The new Dad's Army remake does an adroit job of pushing nostalgia buttons - both those wired to the sitcom's Brits-at-their-best wartime setting and to its golden-age-of-TV heyday
The new Dad's Army remake does an adroit job of pushing nostalgia buttons - both those wired to the sitcom's Brits-at-their-best wartime setting and to its golden-age-of-TV heyday. But writer Hamish McColl and director Oliver Parker aren't quite so adept at pulling laughs out of the material. This is a film that elicits affectionate smiles rather than guffaws. But the actors chosen to play Walmington-on-Sea's Home Guard platoon could hardly be bettered.
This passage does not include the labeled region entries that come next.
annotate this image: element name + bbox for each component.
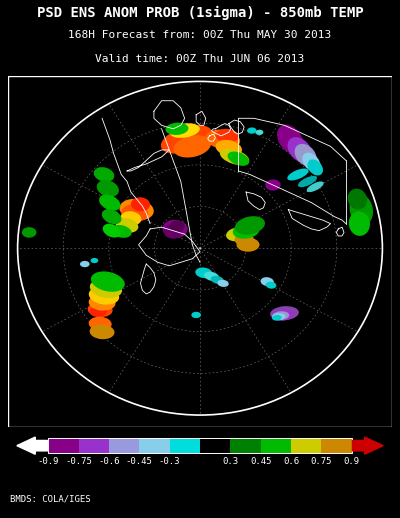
Bar [48, 438, 79, 453]
Ellipse shape [265, 179, 281, 191]
Ellipse shape [350, 194, 373, 225]
Ellipse shape [170, 123, 200, 138]
Text: 0.75: 0.75 [310, 457, 332, 466]
Ellipse shape [349, 211, 370, 236]
Ellipse shape [111, 225, 132, 238]
Ellipse shape [120, 211, 141, 225]
Ellipse shape [206, 130, 240, 149]
Ellipse shape [33, 145, 44, 152]
Ellipse shape [166, 123, 188, 135]
Ellipse shape [272, 311, 289, 320]
Text: 0.3: 0.3 [222, 457, 238, 466]
Ellipse shape [294, 144, 317, 166]
Ellipse shape [234, 233, 254, 246]
Ellipse shape [266, 282, 276, 289]
Bar [109, 438, 139, 453]
Ellipse shape [288, 137, 312, 163]
Ellipse shape [169, 220, 185, 233]
Ellipse shape [272, 313, 286, 320]
Ellipse shape [228, 152, 249, 166]
Ellipse shape [35, 146, 50, 154]
Ellipse shape [195, 267, 212, 278]
Bar [321, 438, 352, 453]
FancyArrow shape [352, 437, 383, 454]
Ellipse shape [121, 204, 148, 222]
Ellipse shape [226, 227, 251, 241]
Ellipse shape [256, 130, 263, 135]
Ellipse shape [90, 279, 122, 298]
Ellipse shape [97, 180, 119, 197]
Text: BMDS: COLA/IGES: BMDS: COLA/IGES [10, 495, 91, 504]
Text: 0.45: 0.45 [250, 457, 272, 466]
Bar [261, 438, 291, 453]
Ellipse shape [89, 316, 112, 331]
Ellipse shape [302, 153, 320, 171]
Ellipse shape [220, 149, 249, 165]
Text: PSD ENS ANOM PROB (1sigma) - 850mb TEMP: PSD ENS ANOM PROB (1sigma) - 850mb TEMP [37, 6, 363, 20]
Text: -0.3: -0.3 [159, 457, 180, 466]
Ellipse shape [80, 261, 90, 267]
Ellipse shape [91, 271, 125, 292]
Ellipse shape [233, 223, 260, 239]
Text: Valid time: 00Z Thu JUN 06 2013: Valid time: 00Z Thu JUN 06 2013 [95, 54, 305, 64]
Ellipse shape [102, 209, 122, 224]
Ellipse shape [90, 306, 107, 317]
Ellipse shape [131, 197, 150, 211]
Bar [230, 438, 261, 453]
Text: -0.6: -0.6 [98, 457, 120, 466]
Ellipse shape [308, 160, 323, 176]
Ellipse shape [89, 286, 119, 305]
Text: -0.45: -0.45 [126, 457, 153, 466]
Text: 168H Forecast from: 00Z Thu MAY 30 2013: 168H Forecast from: 00Z Thu MAY 30 2013 [68, 30, 332, 40]
Ellipse shape [270, 306, 299, 320]
Bar [291, 438, 321, 453]
Ellipse shape [307, 181, 324, 192]
Ellipse shape [272, 315, 282, 321]
Text: 0.9: 0.9 [344, 457, 360, 466]
Ellipse shape [277, 125, 304, 154]
Bar [48, 438, 352, 453]
Ellipse shape [217, 280, 229, 287]
Ellipse shape [235, 216, 265, 235]
Ellipse shape [348, 189, 367, 209]
Ellipse shape [90, 324, 114, 339]
Text: -0.9: -0.9 [38, 457, 59, 466]
Text: -0.75: -0.75 [65, 457, 92, 466]
Ellipse shape [89, 295, 116, 311]
Circle shape [18, 81, 382, 415]
Ellipse shape [174, 135, 211, 157]
Ellipse shape [116, 218, 138, 233]
Ellipse shape [298, 176, 317, 187]
Ellipse shape [161, 125, 212, 154]
Bar [200, 438, 230, 453]
Ellipse shape [94, 167, 114, 182]
Ellipse shape [247, 127, 257, 134]
Ellipse shape [211, 276, 224, 284]
FancyArrow shape [17, 437, 48, 454]
Ellipse shape [162, 220, 188, 238]
Ellipse shape [215, 129, 238, 143]
Ellipse shape [204, 272, 219, 281]
Ellipse shape [99, 195, 120, 211]
Ellipse shape [287, 168, 308, 180]
Ellipse shape [164, 224, 183, 239]
Ellipse shape [88, 303, 113, 317]
Bar [170, 438, 200, 453]
Ellipse shape [236, 238, 260, 252]
Text: 0.6: 0.6 [283, 457, 299, 466]
Ellipse shape [191, 312, 201, 318]
Ellipse shape [90, 258, 98, 263]
Ellipse shape [103, 224, 121, 238]
Ellipse shape [120, 199, 154, 220]
Bar [139, 438, 170, 453]
Ellipse shape [216, 140, 242, 156]
Bar [79, 438, 109, 453]
Ellipse shape [22, 227, 36, 238]
Ellipse shape [271, 309, 294, 321]
Ellipse shape [260, 277, 274, 286]
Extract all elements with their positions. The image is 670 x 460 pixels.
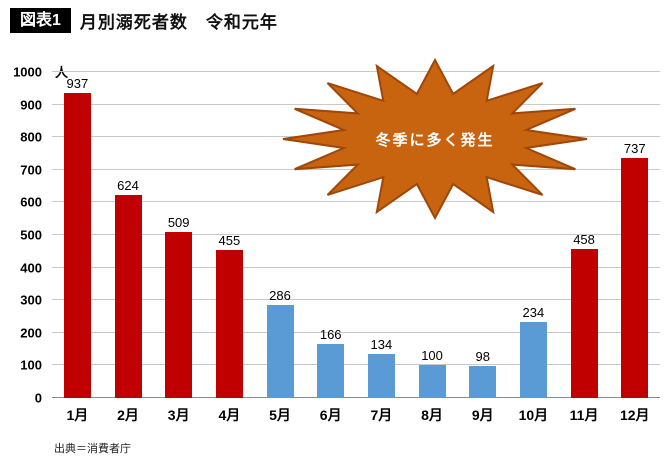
bar-slot: 455: [204, 72, 255, 398]
bar-slot: 509: [153, 72, 204, 398]
bar-value-label: 166: [319, 326, 342, 342]
gridline: [52, 299, 660, 301]
chart-title: 月別溺死者数 令和元年: [79, 13, 278, 33]
bar-value-label: 509: [167, 215, 190, 231]
x-tick-label: 2月: [117, 407, 139, 423]
bar-slot: 737: [609, 72, 660, 398]
gridline: [52, 71, 660, 72]
starburst-polygon: [282, 57, 588, 221]
y-axis-unit-label: 人: [55, 65, 69, 80]
gridline: [52, 266, 660, 268]
bar-slot: 234: [508, 72, 559, 398]
bar-1月: [63, 92, 91, 398]
bar-2月: [114, 194, 142, 398]
bar-10月: [519, 321, 547, 398]
x-tick-label: 9月: [471, 407, 494, 423]
bar-7月: [367, 354, 395, 398]
y-tick-label: 1000: [13, 64, 42, 80]
y-tick-label: 0: [34, 390, 42, 406]
bars-row: 937 624 509 455 286 166 134 100 98 234 458 737: [52, 72, 660, 398]
x-tick-label: 10月: [518, 407, 549, 423]
x-tick-label: 7月: [370, 407, 393, 423]
bar-12月: [621, 157, 649, 398]
y-tick-label: 100: [20, 357, 42, 373]
bar-slot: 98: [457, 72, 508, 398]
bar-slot: 624: [103, 72, 154, 398]
bar-3月: [165, 232, 193, 398]
bar-slot: 134: [356, 72, 407, 398]
gridline: [52, 364, 660, 366]
bar-4月: [215, 249, 243, 398]
bar-value-label: 937: [66, 75, 89, 91]
figure-number-badge: 図表1: [10, 8, 71, 34]
y-tick-label: 700: [20, 162, 42, 178]
starburst-icon: [282, 57, 588, 221]
y-tick-label: 600: [20, 194, 42, 210]
bar-value-label: 98: [475, 349, 490, 365]
bar-value-label: 100: [421, 348, 443, 364]
chart-header: 図表1 月別溺死者数 令和元年: [10, 8, 278, 34]
annotation-label: 冬季に多く発生: [375, 131, 495, 149]
bar-slot: 937: [52, 72, 103, 398]
source-note: 出典＝消費者庁: [54, 443, 131, 455]
y-tick-label: 800: [20, 129, 42, 145]
bar-value-label: 234: [522, 304, 545, 320]
x-axis-line: [52, 397, 660, 398]
bar-value-label: 624: [117, 177, 139, 193]
annotation-starburst: 冬季に多く発生: [280, 57, 590, 221]
y-tick-label: 900: [20, 97, 42, 113]
x-tick-label: 8月: [421, 407, 443, 423]
bar-5月: [266, 304, 294, 398]
x-tick-label: 5月: [269, 407, 291, 423]
x-tick-label: 1月: [66, 407, 89, 423]
x-tick-label: 6月: [319, 407, 342, 423]
bar-value-label: 134: [370, 337, 393, 353]
bar-slot: 100: [407, 72, 458, 398]
bar-8月: [418, 365, 446, 398]
y-tick-label: 500: [20, 227, 42, 243]
x-tick-label: 3月: [167, 407, 190, 423]
x-tick-label: 4月: [218, 407, 241, 423]
bar-value-label: 737: [623, 140, 646, 156]
x-tick-label: 11月: [569, 407, 599, 423]
x-axis: 1月 2月 3月 4月 5月 6月 7月 8月 9月 10月 11月 12月: [52, 405, 660, 425]
bar-slot: 166: [305, 72, 356, 398]
gridline: [52, 331, 660, 333]
gridline: [52, 201, 660, 203]
bar-9月: [469, 366, 497, 398]
bar-value-label: 286: [269, 287, 291, 303]
gridline: [52, 234, 660, 235]
bar-slot: 458: [559, 72, 610, 398]
bar-11月: [570, 248, 598, 398]
x-tick-label: 12月: [619, 407, 650, 423]
bar-value-label: 455: [218, 232, 241, 248]
y-axis: 0 100 200 300 400 500 600 700 800 900 1000: [0, 66, 46, 405]
bar-value-label: 458: [573, 231, 595, 247]
y-tick-label: 300: [20, 292, 42, 308]
bar-slot: 286: [255, 72, 306, 398]
y-tick-label: 400: [20, 260, 42, 276]
y-tick-label: 200: [20, 325, 42, 341]
bar-6月: [317, 343, 345, 398]
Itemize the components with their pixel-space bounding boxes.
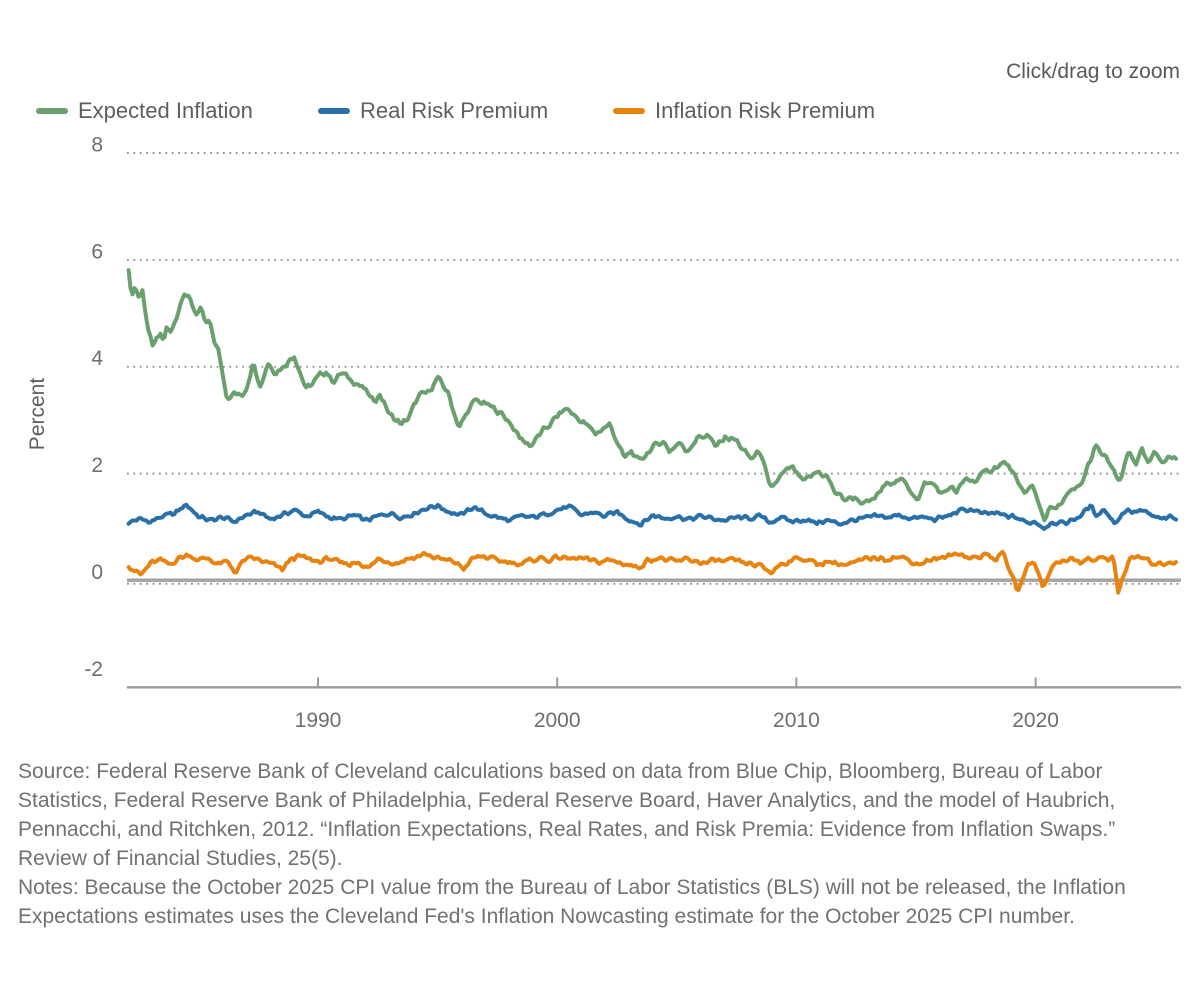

Toby Jones is a touching mix of pompous buffoonery and copper-bottomed decency as Captain Mainwaring. Bill Nighy brings his familiar suavity to debonair Sergeant Wilson. Michael Gambon is a joy as the gentle, doddery Private Godfrey and Tom Courteney ideal as the excitable Lance-Corporal Jones, while co-stars Bill Paterson, Daniel Mays and Blake Harrison prove excellent fits for Privates Fraser, Walker and Pike. What a pity, then, that they're given such creaky comic business as Mainwaring being chased by a bull or Fraser baring his bum. As for the story, McColl (author of the hilarious Morecombe and Wise tribute The Play What I Wrote) has come up with a serviceable vehicle for the Dad's Army band, here sent into a tizzy by news of a Nazi spy in their midst and by the arrival in the town of Catherine Zeta-Jones's glamorous reporter.
In places, admittedly, the plot creaks as much as Jones's delivery van, but it gets everyone from A to B intact. A modest accomplishment, perhaps, but not to be sneered at and somehow fitting for a celebration of the British art of muddling through.